In response to this changing landscape, I introduced legislation in 2015 to create the Affordable Housing Task Force, charged with the drafting of a set of policy recommendations to address the issue of affordable housing in Pittsburgh. This in turn prompted the creation of the Housing Opportunity Fund (HOF) in 2017, as I was able to secure a minimal annual allocation of $10 million for at least 12 years. Dollars from the fund go towards the support of housing programs overseen by the Urban Redevelopment Authority (URA). These include the Rental Gap Financing Program, the Housing Stabilization Program, the Down Payment and Closing Cost Assistance Program, the Homeowner Assistance Program, and the For-Sale Development Program.

2019 was the first year of implementation for the HOF. So far, a total of 838 affordable rental units have been created, with affordability defined as households at or below 50% of the area median income. In addition, 12 affordable for-sale homes were developed, with deed restrictions keeping the properties affordable for folks in the 80% area median income range.

I am excited to announce that the City continues its commitment towards the HOF with Council’s recent approval of the 2020 HOF Allocation Plan.
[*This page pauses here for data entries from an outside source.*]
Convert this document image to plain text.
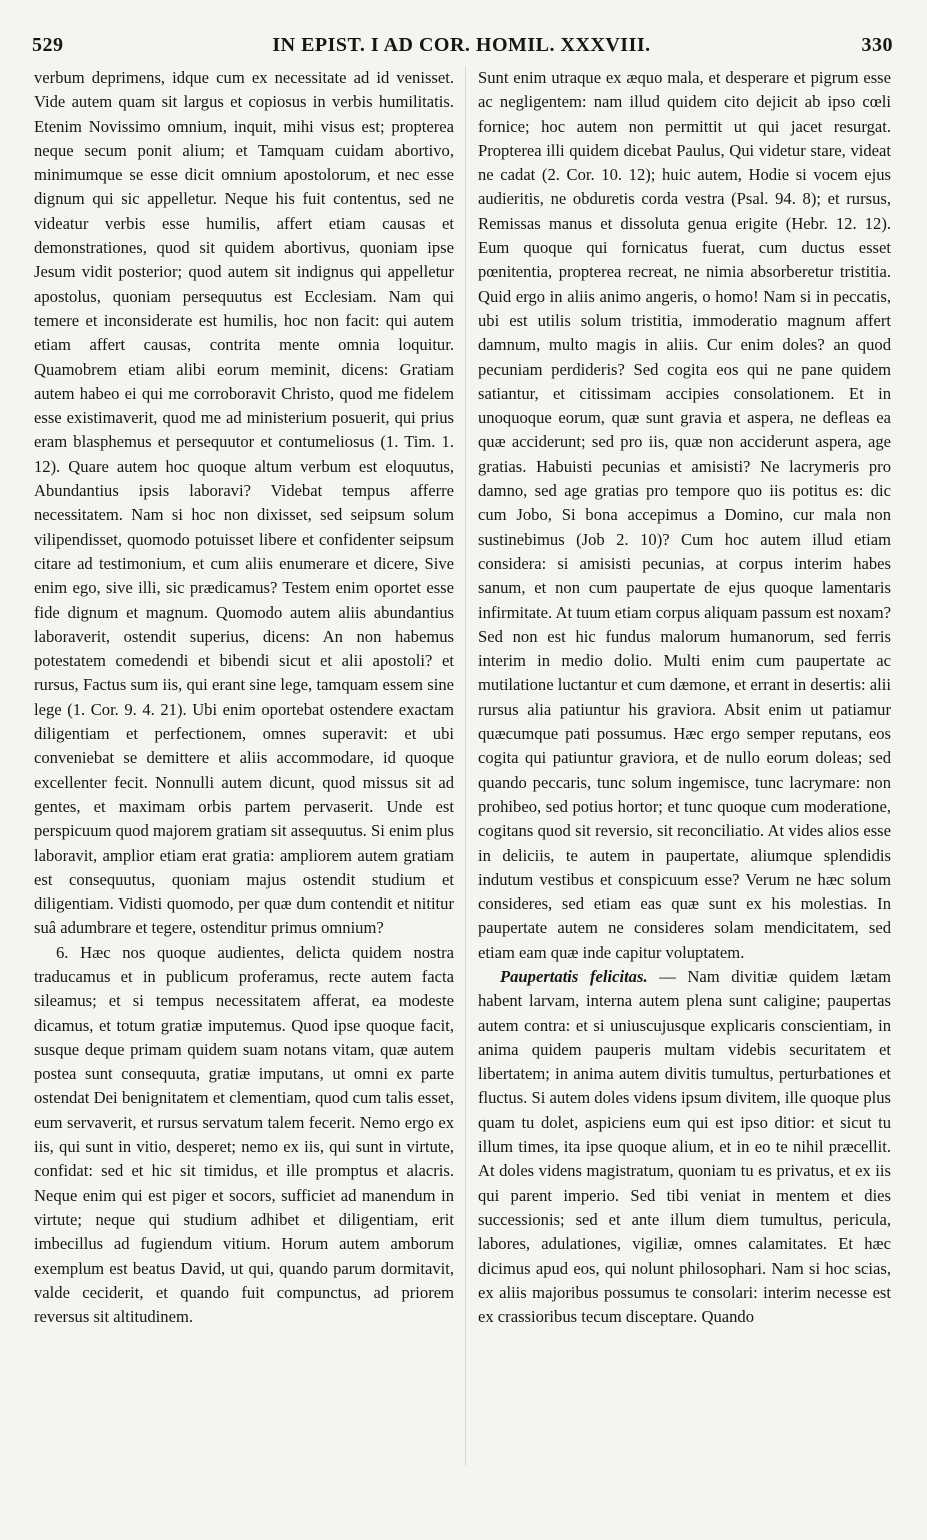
529	IN EPIST. I AD COR. HOMIL. XXXVIII.	330

verbum deprimens, idque cum ex necessitate ad id venisset. Vide autem quam sit largus et copiosus in verbis humilitatis. Etenim Novissimo omnium, inquit, mihi visus est; propterea neque secum ponit alium; et Tamquam cuidam abortivo, minimumque se esse dicit omnium apostolorum, et nec esse dignum qui sic appelletur. Neque his fuit contentus, sed ne videatur verbis esse humilis, affert etiam causas et demonstrationes, quod sit quidem abortivus, quoniam ipse Jesum vidit posterior; quod autem sit indignus qui appelletur apostolus, quoniam persequutus est Ecclesiam. Nam qui temere et inconsiderate est humilis, hoc non facit: qui autem etiam affert causas, contrita mente omnia loquitur. Quamobrem etiam alibi eorum meminit, dicens: Gratiam autem habeo ei qui me corroboravit Christo, quod me fidelem esse existimaverit, quod me ad ministerium posuerit, qui prius eram blasphemus et persequutor et contumeliosus (1. Tim. 1. 12). Quare autem hoc quoque altum verbum est eloquutus, Abundantius ipsis laboravi? Videbat tempus afferre necessitatem. Nam si hoc non dixisset, sed seipsum solum vilipendisset, quomodo potuisset libere et confidenter seipsum citare ad testimonium, et cum aliis enumerare et dicere, Sive enim ego, sive illi, sic prædicamus? Testem enim oportet esse fide dignum et magnum. Quomodo autem aliis abundantius laboraverit, ostendit superius, dicens: An non habemus potestatem comedendi et bibendi sicut et alii apostoli? et rursus, Factus sum iis, qui erant sine lege, tamquam essem sine lege (1. Cor. 9. 4. 21). Ubi enim oportebat ostendere exactam diligentiam et perfectionem, omnes superavit: et ubi conveniebat se demittere et aliis accommodare, id quoque excellenter fecit. Nonnulli autem dicunt, quod missus sit ad gentes, et maximam orbis partem pervaserit. Unde est perspicuum quod majorem gratiam sit assequutus. Si enim plus laboravit, amplior etiam erat gratia: ampliorem autem gratiam est consequutus, quoniam majus ostendit studium et diligentiam. Vidisti quomodo, per quæ dum contendit et nititur suâ adumbrare et tegere, ostenditur primus omnium?

6. Hæc nos quoque audientes, delicta quidem nostra traducamus et in publicum proferamus, recte autem facta sileamus; et si tempus necessitatem afferat, ea modeste dicamus, et totum gratiæ imputemus. Quod ipse quoque facit, susque deque primam quidem suam notans vitam, quæ autem postea sunt consequuta, gratiæ imputans, ut omni ex parte ostendat Dei benignitatem et clementiam, quod cum talis esset, eum servaverit, et rursus servatum talem fecerit. Nemo ergo ex iis, qui sunt in vitio, desperet; nemo ex iis, qui sunt in virtute, confidat: sed et hic sit timidus, et ille promptus et alacris. Neque enim qui est piger et socors, sufficiet ad manendum in virtute; neque qui studium adhibet et diligentiam, erit imbecillus ad fugiendum vitium. Horum autem amborum exemplum est beatus David, ut qui, quando parum dormitavit, valde ceciderit, et quando fuit compunctus, ad priorem reversus sit altitudinem.

Sunt enim utraque ex æquo mala, et desperare et pigrum esse ac negligentem: nam illud quidem cito dejicit ab ipso cœli fornice; hoc autem non permittit ut qui jacet resurgat. Propterea illi quidem dicebat Paulus, Qui videtur stare, videat ne cadat (2. Cor. 10. 12); huic autem, Hodie si vocem ejus audieritis, ne obduretis corda vestra (Psal. 94. 8); et rursus, Remissas manus et dissoluta genua erigite (Hebr. 12. 12). Eum quoque qui fornicatus fuerat, cum ductus esset pœnitentia, propterea recreat, ne nimia absorberetur tristitia. Quid ergo in aliis animo angeris, o homo! Nam si in peccatis, ubi est utilis solum tristitia, immoderatio magnum affert damnum, multo magis in aliis. Cur enim doles? an quod pecuniam perdideris? Sed cogita eos qui ne pane quidem satiantur, et citissimam accipies consolationem. Et in unoquoque eorum, quæ sunt gravia et aspera, ne defleas ea quæ acciderunt; sed pro iis, quæ non acciderunt aspera, age gratias. Habuisti pecunias et amisisti? Ne lacrymeris pro damno, sed age gratias pro tempore quo iis potitus es: dic cum Jobo, Si bona accepimus a Domino, cur mala non sustinebimus (Job 2. 10)? Cum hoc autem illud etiam considera: si amisisti pecunias, at corpus interim habes sanum, et non cum paupertate de ejus quoque lamentaris infirmitate. At tuum etiam corpus aliquam passum est noxam? Sed non est hic fundus malorum humanorum, sed ferris interim in medio dolio. Multi enim cum paupertate ac mutilatione luctantur et cum dæmone, et errant in desertis: alii rursus alia patiuntur his graviora. Absit enim ut patiamur quæcumque pati possumus. Hæc ergo semper reputans, eos cogita qui patiuntur graviora, et de nullo eorum doleas; sed quando peccaris, tunc solum ingemisce, tunc lacrymare: non prohibeo, sed potius hortor; et tunc quoque cum moderatione, cogitans quod sit reversio, sit reconciliatio. At vides alios esse in deliciis, te autem in paupertate, aliumque splendidis indutum vestibus et conspicuum esse? Verum ne hæc solum consideres, sed etiam eas quæ sunt ex his molestias. In paupertate autem ne consideres solam mendicitatem, sed etiam eam quæ inde capitur voluptatem.

Paupertatis felicitas. — Nam divitiæ quidem lætam habent larvam, interna autem plena sunt caligine; paupertas autem contra: et si uniuscujusque explicaris conscientiam, in anima quidem pauperis multam videbis securitatem et libertatem; in anima autem divitis tumultus, perturbationes et fluctus. Si autem doles videns ipsum divitem, ille quoque plus quam tu dolet, aspiciens eum qui est ipso ditior: et sicut tu illum times, ita ipse quoque alium, et in eo te nihil præcellit. At doles videns magistratum, quoniam tu es privatus, et ex iis qui parent imperio. Sed tibi veniat in mentem et dies successionis; sed et ante illum diem tumultus, pericula, labores, adulationes, vigiliæ, omnes calamitates. Et hæc dicimus apud eos, qui nolunt philosophari. Nam si hoc scias, ex aliis majoribus possumus te consolari: interim necesse est ex crassioribus tecum disceptare. Quando
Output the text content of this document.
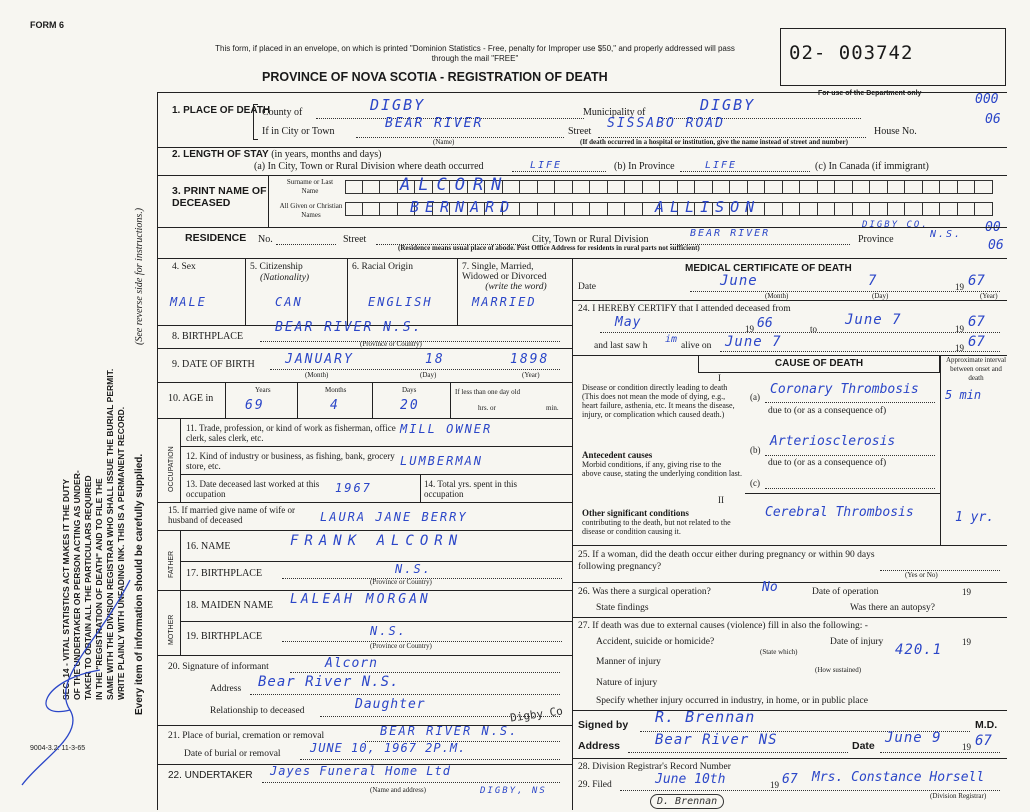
FORM 6
This form, if placed in an envelope, on which is printed "Dominion Statistics - Free, penalty for Improper use $50," and properly addressed will pass through the mail "FREE"
PROVINCE OF NOVA SCOTIA - REGISTRATION OF DEATH
02- 003742
For use of the Department only	000
06
00
06
SEC. 14 - VITAL STATISTICS ACT MAKES IT THE DUTY OF THE UNDERTAKER OR PERSON ACTING AS UNDER- TAKER TO OBTAIN ALL THE PARTICULARS REQUIRED IN THE "REGISTRATION OF DEATH" AND TO FILE THE SAME WITH THE DIVISION REGISTRAR WHO SHALL ISSUE THE BURIAL PERMIT. WRITE PLAINLY WITH UNFADING INK. THIS IS A PERMANENT RECORD. Every item of information should be carefully supplied.
(See reverse side for instructions.)
1. PLACE OF DEATH
County of	DIGBY	Municipality of	DIGBY
If in City or Town
BEAR RIVER
Street
SISSABO ROAD
House No.
(Name)	(If death occurred in a hospital or institution, give the name instead of street and number)
2. LENGTH OF STAY (in years, months and days)
(a) In City, Town or Rural Division where death occurred	LIFE	(b) In Province	LIFE	(c) In Canada (if immigrant)
3. PRINT NAME OF DECEASED
Surname or Last Name
All Given or Christian Names
ALCORN
BERNARD	ALLISON
RESIDENCE No.	Street	City, Town or Rural Division
BEAR RIVER
DIGBY CO.
Province	N.S.
(Residence means usual place of abode. Post Office Address for residents in rural parts not sufficient)
4. Sex	5. Citizenship
(Nationality)
6. Racial Origin	7. Single, Married, Widowed or Divorced
(write the word)
MALE	CAN	ENGLISH	MARRIED
8. BIRTHPLACE
BEAR RIVER N.S.
(Province or Country)
9. DATE OF BIRTH JANUARY	18	1898
(Month)	(Day)	(Year)
10. AGE in
Years	Months	Days
69	4	20
If less than one day old
hrs. or	min.
OCCUPATION
11. Trade, profession, or kind of work as fisherman, office clerk, sales clerk, etc.
MILL OWNER
12. Kind of industry or business, as fishing, bank, grocery store, etc.	LUMBERMAN
13. Date deceased last worked at this occupation	1967	14. Total yrs. spent in this occupation
15. If married give name of wife or husband of deceased	LAURA JANE BERRY
FATHER
16. NAME	FRANK ALCORN
17. BIRTHPLACE	N.S.
(Province or Country)
MOTHER
18. MAIDEN NAME LALEAH MORGAN
19. BIRTHPLACE	N.S.
(Province or Country)
20. Signature of informant	Alcorn
Address Bear River N.S.
Relationship to deceased	Daughter
21. Place of burial, cremation or removal	BEAR RIVER N.S.
Digby Co
Date of burial or removal JUNE 10, 1967 2P.M.
22. UNDERTAKER Jayes Funeral Home Ltd
DIGBY, NS
(Name and address)
MEDICAL CERTIFICATE OF DEATH
Date	June	7	19 67
(Month)	(Day)	(Year)
24. I HEREBY CERTIFY that I attended deceased from
May	19 66	to
June 7
19 67
and last saw h
im
alive on June 7	19 67
CAUSE OF DEATH	Approximate interval between onset and death
I
Disease or condition directly leading to death (This does not mean the mode of dying, e.g., heart failure, asthenia, etc. It means the disease, injury, or complication which caused death.)
(a) Coronary Thrombosis 5 min
due to (or as a consequence of)
Antecedent causes
Morbid conditions, if any, giving rise to the above cause, stating the underlying condition last.
(b)
Arteriosclerosis
due to (or as a consequence of)
(c)
II
Other significant conditions
contributing to the death, but not related to the disease or condition causing it.
Cerebral Thrombosis	1 yr.
25. If a woman, did the death occur either during pregnancy or within 90 days following pregnancy?
(Yes or No)
26. Was there a surgical operation?	No	Date of operation	19
State findings	Was there an autopsy?
27. If death was due to external causes (violence) fill in also the following: -
Accident, suicide or homicide?	Date of injury	19
(State which)
Manner of injury
420.1
(How sustained)
Nature of injury
Specify whether injury occurred in industry, in home, or in public place
Signed by R. Brennan	M.D.
Address Bear River NS	Date June 9
19 67
28. Division Registrar's Record Number
29. Filed	June 10th	19 67 Mrs. Constance Horsell
(Division Registrar)
D. Brennan
9004-3.2: 11-3-65
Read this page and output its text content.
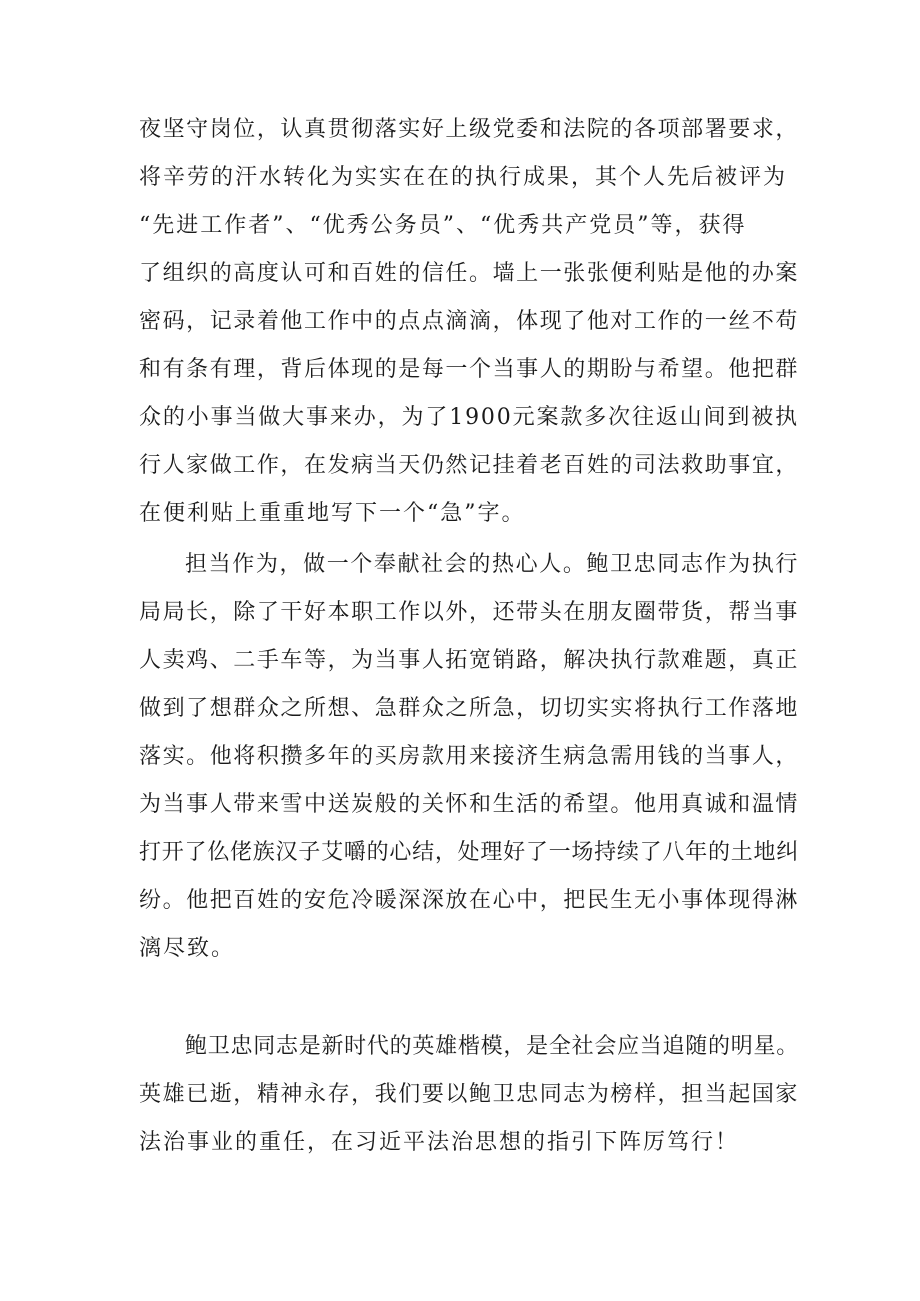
夜坚守岗位，认真贯彻落实好上级党委和法院的各项部署要求，
将辛劳的汗水转化为实实在在的执行成果，其个人先后被评为
“先进工作者”、“优秀公务员”、“优秀共产党员”等，获得
了组织的高度认可和百姓的信任。墙上一张张便利贴是他的办案
密码，记录着他工作中的点点滴滴，体现了他对工作的一丝不苟
和有条有理，背后体现的是每一个当事人的期盼与希望。他把群
众的小事当做大事来办，为了1900元案款多次往返山间到被执
行人家做工作，在发病当天仍然记挂着老百姓的司法救助事宜，
在便利贴上重重地写下一个“急”字。
担当作为，做一个奉献社会的热心人。鲍卫忠同志作为执行
局局长，除了干好本职工作以外，还带头在朋友圈带货，帮当事
人卖鸡、二手车等，为当事人拓宽销路，解决执行款难题，真正
做到了想群众之所想、急群众之所急，切切实实将执行工作落地
落实。他将积攒多年的买房款用来接济生病急需用钱的当事人，
为当事人带来雪中送炭般的关怀和生活的希望。他用真诚和温情
打开了仫佬族汉子艾嚼的心结，处理好了一场持续了八年的土地纠
纷。他把百姓的安危冷暖深深放在心中，把民生无小事体现得淋
漓尽致。
鲍卫忠同志是新时代的英雄楷模，是全社会应当追随的明星。
英雄已逝，精神永存，我们要以鲍卫忠同志为榜样，担当起国家
法治事业的重任，在习近平法治思想的指引下阵厉笃行！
Commitments to the programs of the HOF are broken down as follows: Rental Gap Financing Program, $4,500,000 = 150 households served; Housing Stabilization Program, $1,015,000 = 338 households served; Down Payment and Closing Cost Assistance Program, $500,000 = 83 households served; Homeowner Assistance Program, $2,485,000 = 83 households served; For-Sale Development Program, $500,000 = 10 households served.